Friday 20 May 2016

The Father!!

One fine morning, I came to know that my prego test is positive; everyone was in ecstatic mode but only he was as rational as me and was saying, first let's make it sure with the doctor. When it was confirmed then he just gave me a content smile that said it all and then he was continuously on the phone telling everybody about it..!!

For next 9 months he never let his shield down. It was like his only mission in life "my delivery"!! He never visited the doctor with me for monthly checkups, neither did he give me any suggestions nor he forced me to do anything I didn't want to do. But whatever the doctor advised for me he was always the first one to implement it. Be it fruits, fluids, medicines or dry fruits everything was available before it was even demanded. He forgotten to look after his health for the whole period. Everyone around me was being scolded for not listening to me or if I am told any household chores to do.

I was treated like a princess; because I am really a one for him; My dad!! Since childhood I am a little closer to him than my mom. Being his first girl I hold that special place in his heart. And now it was special.. He was going to become grand dad. The girl who used to run to him for every little thing was going to be a mother!! All he cared for was her safety and happiness.

We often read, write, express our feelings about mom. And moms are super expressive. They let you know their anger, happiness, worries everything right there. But fathers.. They are the ones carrying silent ranks when it comes to expressing things..
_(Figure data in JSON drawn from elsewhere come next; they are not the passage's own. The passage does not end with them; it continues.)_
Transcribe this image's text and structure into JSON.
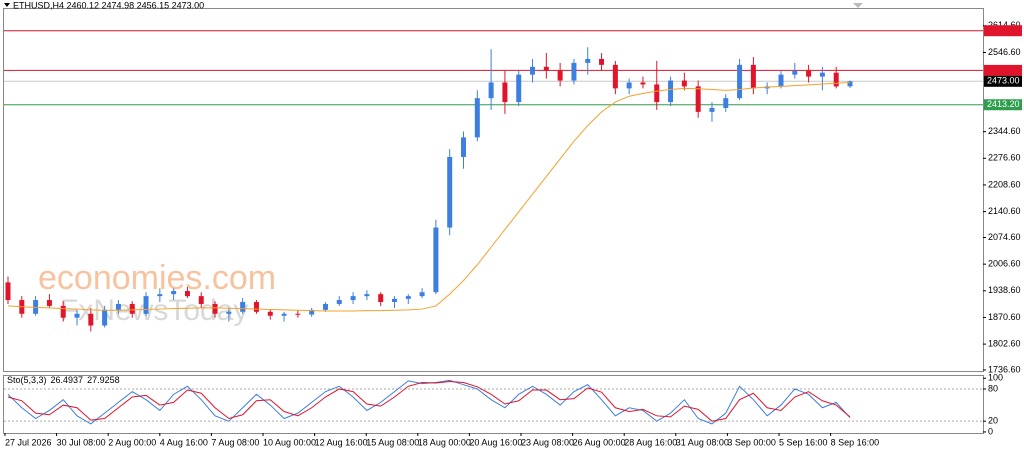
{
  "chart_data": {
    "type": "candlestick",
    "title": "ETHUSD,H4  2460.12 2474.98 2456.15 2473.00",
    "watermarks": [
      "economies.com",
      "FxNewsToday"
    ],
    "up_color": "#3d7fe0",
    "down_color": "#e0142b",
    "open": [
      1960,
      1915,
      1880,
      1915,
      1900,
      1870,
      1880,
      1850,
      1890,
      1905,
      1880,
      1925,
      1930,
      1938,
      1925,
      1905,
      1880,
      1885,
      1910,
      1885,
      1875,
      1880,
      1878,
      1890,
      1905,
      1915,
      1925,
      1930,
      1910,
      1918,
      1925,
      1935,
      2100,
      2280,
      2330,
      2430,
      2470,
      2420,
      2490,
      2510,
      2500,
      2475,
      2520,
      2530,
      2515,
      2455,
      2470,
      2465,
      2420,
      2475,
      2460,
      2395,
      2405,
      2430,
      2515,
      2455,
      2460,
      2490,
      2500,
      2485,
      2495,
      2460.12
    ],
    "high": [
      1975,
      1925,
      1925,
      1930,
      1912,
      1890,
      1895,
      1900,
      1915,
      1912,
      1935,
      1945,
      1945,
      1948,
      1935,
      1912,
      1895,
      1920,
      1915,
      1890,
      1885,
      1890,
      1895,
      1910,
      1925,
      1935,
      1940,
      1935,
      1925,
      1930,
      1945,
      2120,
      2300,
      2345,
      2450,
      2555,
      2500,
      2500,
      2530,
      2545,
      2520,
      2530,
      2560,
      2545,
      2525,
      2480,
      2485,
      2525,
      2485,
      2495,
      2475,
      2420,
      2440,
      2530,
      2535,
      2470,
      2500,
      2520,
      2515,
      2510,
      2510,
      2474.98
    ],
    "low": [
      1905,
      1870,
      1875,
      1895,
      1860,
      1850,
      1835,
      1845,
      1880,
      1870,
      1875,
      1910,
      1915,
      1920,
      1895,
      1870,
      1860,
      1880,
      1880,
      1865,
      1860,
      1870,
      1872,
      1885,
      1900,
      1905,
      1915,
      1900,
      1895,
      1905,
      1920,
      1930,
      2080,
      2250,
      2320,
      2400,
      2390,
      2410,
      2470,
      2480,
      2460,
      2465,
      2490,
      2500,
      2440,
      2440,
      2455,
      2400,
      2410,
      2450,
      2380,
      2370,
      2395,
      2425,
      2440,
      2440,
      2455,
      2480,
      2470,
      2450,
      2455,
      2456.15
    ],
    "close": [
      1915,
      1880,
      1915,
      1900,
      1870,
      1880,
      1850,
      1890,
      1905,
      1880,
      1925,
      1930,
      1938,
      1925,
      1905,
      1880,
      1885,
      1910,
      1885,
      1875,
      1880,
      1878,
      1890,
      1905,
      1915,
      1925,
      1930,
      1910,
      1918,
      1925,
      1935,
      2100,
      2280,
      2330,
      2430,
      2470,
      2420,
      2490,
      2510,
      2500,
      2475,
      2520,
      2530,
      2515,
      2455,
      2470,
      2465,
      2420,
      2475,
      2460,
      2395,
      2405,
      2430,
      2515,
      2455,
      2460,
      2490,
      2500,
      2485,
      2495,
      2460,
      2473
    ],
    "ma": {
      "color": "#f5a02a",
      "values": [
        1900,
        1898,
        1896,
        1895,
        1893,
        1892,
        1890,
        1889,
        1889,
        1890,
        1891,
        1892,
        1893,
        1894,
        1895,
        1895,
        1894,
        1893,
        1892,
        1891,
        1890,
        1889,
        1888,
        1887,
        1887,
        1887,
        1888,
        1888,
        1889,
        1890,
        1892,
        1900,
        1930,
        1965,
        2005,
        2050,
        2095,
        2140,
        2185,
        2230,
        2275,
        2320,
        2360,
        2395,
        2420,
        2435,
        2442,
        2448,
        2452,
        2455,
        2454,
        2452,
        2450,
        2452,
        2456,
        2458,
        2460,
        2462,
        2464,
        2466,
        2468,
        2470
      ]
    },
    "levels": [
      {
        "value": 2602.05,
        "color": "#e0142b"
      },
      {
        "value": 2500.81,
        "color": "#e0142b"
      },
      {
        "value": 2413.2,
        "label": "2413.20",
        "color": "#2e9e4e"
      }
    ],
    "last_price": {
      "value": 2473,
      "label": "2473.00",
      "color": "#000000"
    },
    "ylim": [
      1734,
      2660
    ],
    "yticks": [
      {
        "value": 2614.6,
        "label": "2614.60"
      },
      {
        "value": 2546.6,
        "label": "2546.60"
      },
      {
        "value": 2344.6,
        "label": "2344.60"
      },
      {
        "value": 2276.6,
        "label": "2276.60"
      },
      {
        "value": 2208.6,
        "label": "2208.60"
      },
      {
        "value": 2140.6,
        "label": "2140.60"
      },
      {
        "value": 2074.6,
        "label": "2074.60"
      },
      {
        "value": 2006.6,
        "label": "2006.60"
      },
      {
        "value": 1938.6,
        "label": "1938.60"
      },
      {
        "value": 1870.6,
        "label": "1870.60"
      },
      {
        "value": 1802.6,
        "label": "1802.60"
      },
      {
        "value": 1736.6,
        "label": "1736.60"
      }
    ],
    "xticks": [
      "27 Jul 2026",
      "30 Jul 08:00",
      "2 Aug 00:00",
      "4 Aug 16:00",
      "7 Aug 08:00",
      "10 Aug 00:00",
      "12 Aug 16:00",
      "15 Aug 08:00",
      "18 Aug 00:00",
      "20 Aug 16:00",
      "23 Aug 08:00",
      "26 Aug 00:00",
      "28 Aug 16:00",
      "31 Aug 08:00",
      "3 Sep 00:00",
      "5 Sep 16:00",
      "8 Sep 16:00"
    ],
    "stochastic": {
      "label": "Sto(5,3,3)",
      "ylim": [
        -2,
        106
      ],
      "yticks": [
        100,
        80,
        20,
        0
      ],
      "levels": [
        80,
        20
      ],
      "series": [
        {
          "color": "#3d7fe0",
          "values": [
            70,
            45,
            25,
            40,
            60,
            30,
            15,
            35,
            55,
            75,
            60,
            40,
            70,
            85,
            60,
            30,
            20,
            45,
            70,
            50,
            25,
            35,
            55,
            75,
            85,
            65,
            40,
            55,
            75,
            95,
            90,
            92,
            96,
            88,
            80,
            60,
            45,
            70,
            85,
            70,
            50,
            75,
            88,
            60,
            30,
            45,
            40,
            20,
            35,
            60,
            25,
            15,
            35,
            85,
            60,
            30,
            50,
            80,
            70,
            45,
            55,
            26.4937
          ]
        },
        {
          "color": "#e0142b",
          "values": [
            65,
            58,
            35,
            32,
            50,
            45,
            22,
            25,
            45,
            65,
            68,
            50,
            55,
            78,
            72,
            45,
            25,
            32,
            58,
            60,
            38,
            30,
            45,
            65,
            80,
            75,
            52,
            48,
            65,
            85,
            92,
            91,
            94,
            92,
            84,
            70,
            52,
            58,
            78,
            78,
            60,
            62,
            82,
            74,
            45,
            38,
            42,
            30,
            28,
            48,
            42,
            20,
            25,
            60,
            72,
            45,
            40,
            65,
            75,
            58,
            50,
            27.9258
          ]
        }
      ]
    }
  }
}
So is my papa.. He never expresses his worry for me but he be there to guide me and help me out of it. He is never vocal about how happy and excited he is but he makes sure that we enjoy the celebrations. He is always there by our side in all ups and downs!!

I know in my heart that when I was lying there on the operation table he was the one who was more worried for his baby than the coming one!! He made sure everything was in place for me n my baby. When me n my mom were in the hospital room he was sitting in the waiting area whole day long for 4 days. He had tears in his eyes when he saw my girl and I am sure he definitely remembered me as a baby.

It is more adorable to see him as a grand dad.. Now my place has been taken by my baby. He was so worried for her that he didn't hold her in his hands for safety sake. 😃 It is heart soothing to see him play with her, cuddle her. The happiness on his face is evident.. He can do anything for her and I am already jealous of her for winding my dad around her pinky..

But so is love of a Father. If we can not come in this world without a mother then we certainly can not survive here without a Father..!! I would really want to tell my baby girl from my experience, "Babe as long as you have your baba beside you, you really don't need to worry about anyone and anything in the world. He is the king who will always shield his princess no matter what!! You are blessed to have him!!"